Konsep kurikulum dapat dipahami dalam empat dimensi, yaitu kurikulum sebagai ide (curriculum as intent/ideal curriculum), kurikulum sebagai rencana tertulis (curriculum as plan), kurikulum sebagai implementasi (real curriculum), dan kurikulum sebagai hasil (curriculum as outcome), yang dapat digambarkan sebagai berikut.
Kurikulum sebagai ide merujuk pada konsep atau visi yang ada di balik pengembangan kurikulum. Konsep kurikulum ini lebih mengarah pada tujuan, nilai, dan prinsip yang ingin dicapai melalui proses pendidikan. Pada tingkat ini, kurikulum merepresentasikan harapan dan keinginan masyarakat, pemerintah, atau lembaga pendidikan tentang apa yang seharusnya dicapai oleh peserta didik melalui pendidikan. Kurikulum sebagai ide bersifat abstrak dan merupakan landasan filosofis bagi pengembangan kurikulum yang lebih konkret.
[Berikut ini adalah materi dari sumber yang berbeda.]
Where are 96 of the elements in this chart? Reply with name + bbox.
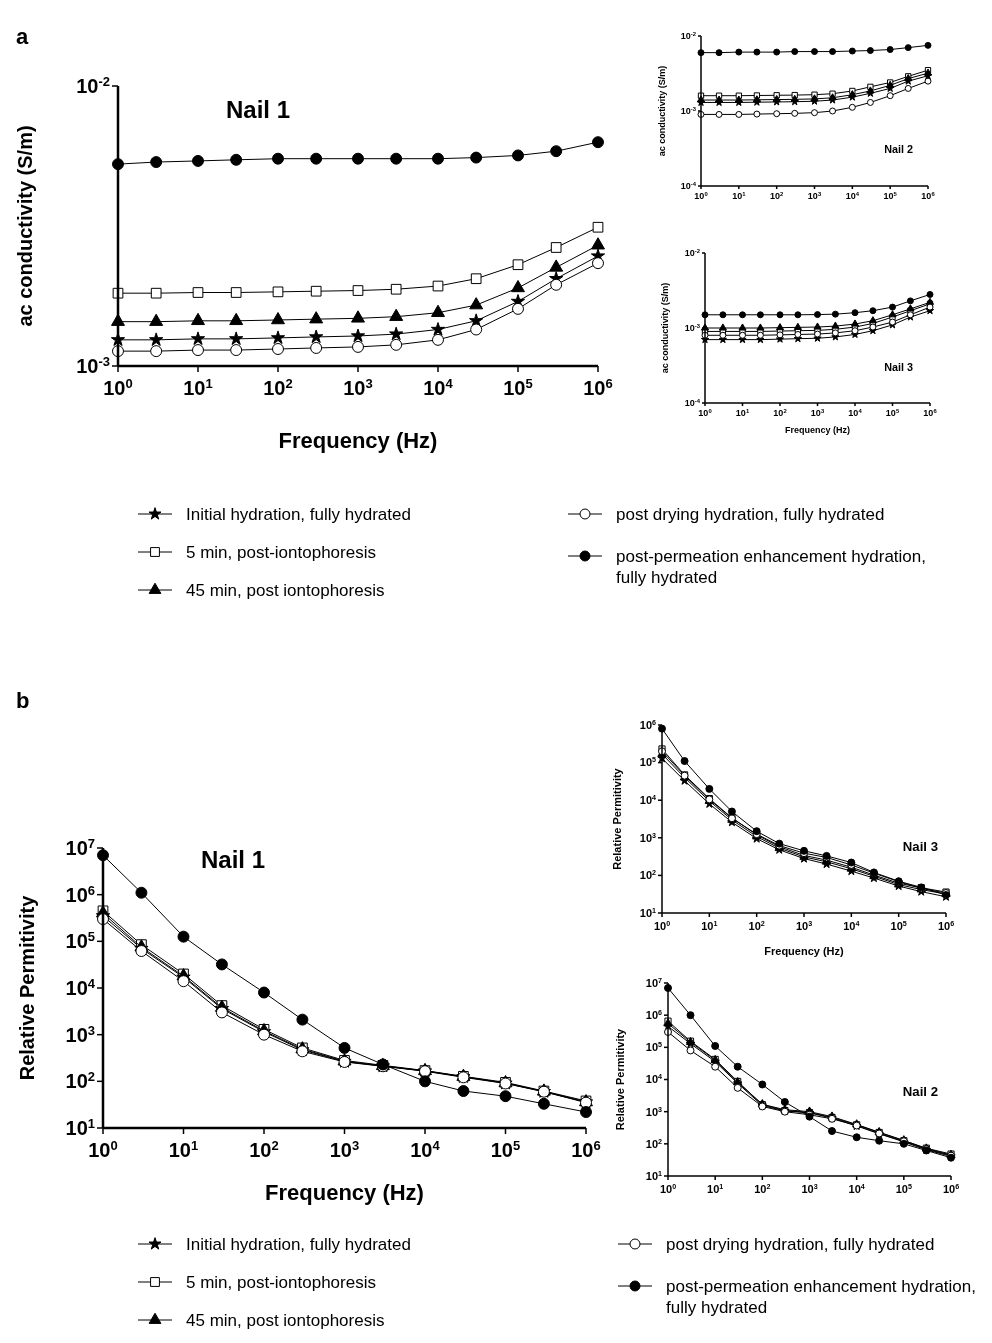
y-tick-label: 10$^{4}$ bbox=[639, 794, 657, 807]
y-tick-label: 10$^{5}$ bbox=[639, 756, 657, 769]
y-tick-label: 10$^{5}$ bbox=[645, 1041, 663, 1054]
x-tick-label: 10$^{5}$ bbox=[883, 191, 898, 202]
chart-title: Nail 1 bbox=[200, 846, 266, 873]
x-tick-label: 10$^{6}$ bbox=[921, 191, 936, 202]
legend-label: 5 min, post-iontophoresis bbox=[186, 1273, 376, 1292]
text: Nail 2 bbox=[884, 143, 913, 155]
x-tick-label: 10$^{5}$ bbox=[490, 1137, 521, 1161]
x-axis-title: Frequency (Hz) bbox=[784, 425, 851, 435]
x-tick-label: 10$^{0}$ bbox=[694, 191, 709, 202]
x-tick-label: 10$^{1}$ bbox=[183, 375, 213, 399]
x-tick-label: 10$^{0}$ bbox=[659, 1182, 677, 1195]
x-tick-label: 10$^{3}$ bbox=[810, 408, 825, 419]
y-tick-label: 10$^{6}$ bbox=[645, 1009, 663, 1022]
y-axis-title: Relative Permitivity bbox=[16, 894, 38, 1081]
y-tick-label: 10$^{-3}$ bbox=[76, 353, 110, 377]
x-tick-label: 10$^{2}$ bbox=[263, 375, 293, 399]
x-tick-label: 10$^{0}$ bbox=[653, 919, 671, 932]
x-tick-label: 10$^{4}$ bbox=[848, 1182, 865, 1195]
y-axis-title: Relative Permitivity bbox=[611, 767, 623, 870]
y-tick-label: 10$^{1}$ bbox=[65, 1115, 95, 1139]
x-tick-label: 10$^{2}$ bbox=[249, 1137, 279, 1161]
text: Nail 2 bbox=[902, 1084, 938, 1099]
x-tick-label: 10$^{5}$ bbox=[503, 375, 533, 399]
x-tick-label: 10$^{2}$ bbox=[754, 1182, 771, 1195]
legend-label: post drying hydration, fully hydrated bbox=[616, 505, 885, 524]
x-tick-label: 10$^{3}$ bbox=[795, 919, 813, 932]
y-axis-title: ac conductivity (S/m) bbox=[660, 282, 670, 374]
legend-label: Initial hydration, fully hydrated bbox=[186, 1235, 411, 1254]
x-tick-label: 10$^{2}$ bbox=[773, 408, 788, 419]
y-tick-label: 10$^{4}$ bbox=[645, 1073, 663, 1086]
legend-label: Initial hydration, fully hydrated bbox=[186, 505, 411, 524]
y-tick-label: 10$^{3}$ bbox=[65, 1022, 95, 1046]
y-tick-label: 10$^{-3}$ bbox=[684, 323, 701, 334]
x-tick-label: 10$^{6}$ bbox=[937, 919, 955, 932]
x-tick-label: 10$^{3}$ bbox=[801, 1182, 818, 1195]
legend-label: 45 min, post iontophoresis bbox=[186, 1311, 385, 1330]
y-axis-title: ac conductivity (S/m) bbox=[657, 65, 667, 157]
x-tick-label: 10$^{1}$ bbox=[707, 1182, 724, 1195]
y-tick-label: 10$^{2}$ bbox=[639, 869, 657, 882]
x-tick-label: 10$^{3}$ bbox=[343, 375, 373, 399]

Berkaitan dengan hal ini, Dewey (1986) menekankan pentingnya tujuan pendidikan dan bagaimana ide-ide filosofis pendidikan harus menjadi landasan bagi pengembangan kurikulum.
Kurikulum sebagai rencana tertulis mengarah pada bentuk kurikulum yang telah dituangkan ke dalam dokumen tertulis. Ini dapat mencakup Capaian Pembelajaran, Tujuan Pembelajaran, dan Alur Tujuan Pembelajaran yang akan disampaikan. Pada tahap ini, kurikulum telah mengalami proses penyempurnaan dan menjadi lebih konkret sehingga dapat dijadikan pedoman bagi guru dan peserta didik dalam proses pembelajaran. Kurikulum sebagai rencana tertulis dirancang untuk mengarahkan proses belajar mengajar dan memastikan bahwa semua peserta didik memiliki kesempatan untuk mencapai tujuan pendidikan yang telah ditetapkan. Tyler (2010) mengembangkan apa yang dikenal sebagai “model tujuan” untuk kurikulum yang mencakup langkahlangkah dalam merancang kurikulum sebagai rencana tertulis.
Adapun kurikulum sebagai implementasi mengacu pada proses penerapan kurikulum dalam praktik pendidikan/pembelajaran. Kurikulum bukan hanya dokumen atau rancangan, melainkan sesuatu yang harus diwujudkan dalam tindakan nyata dalam bentuk pembelajaran di kelas dan/atau lingkungan belajar lainnya dengan mengoptimalkan berbagai sumber belajar.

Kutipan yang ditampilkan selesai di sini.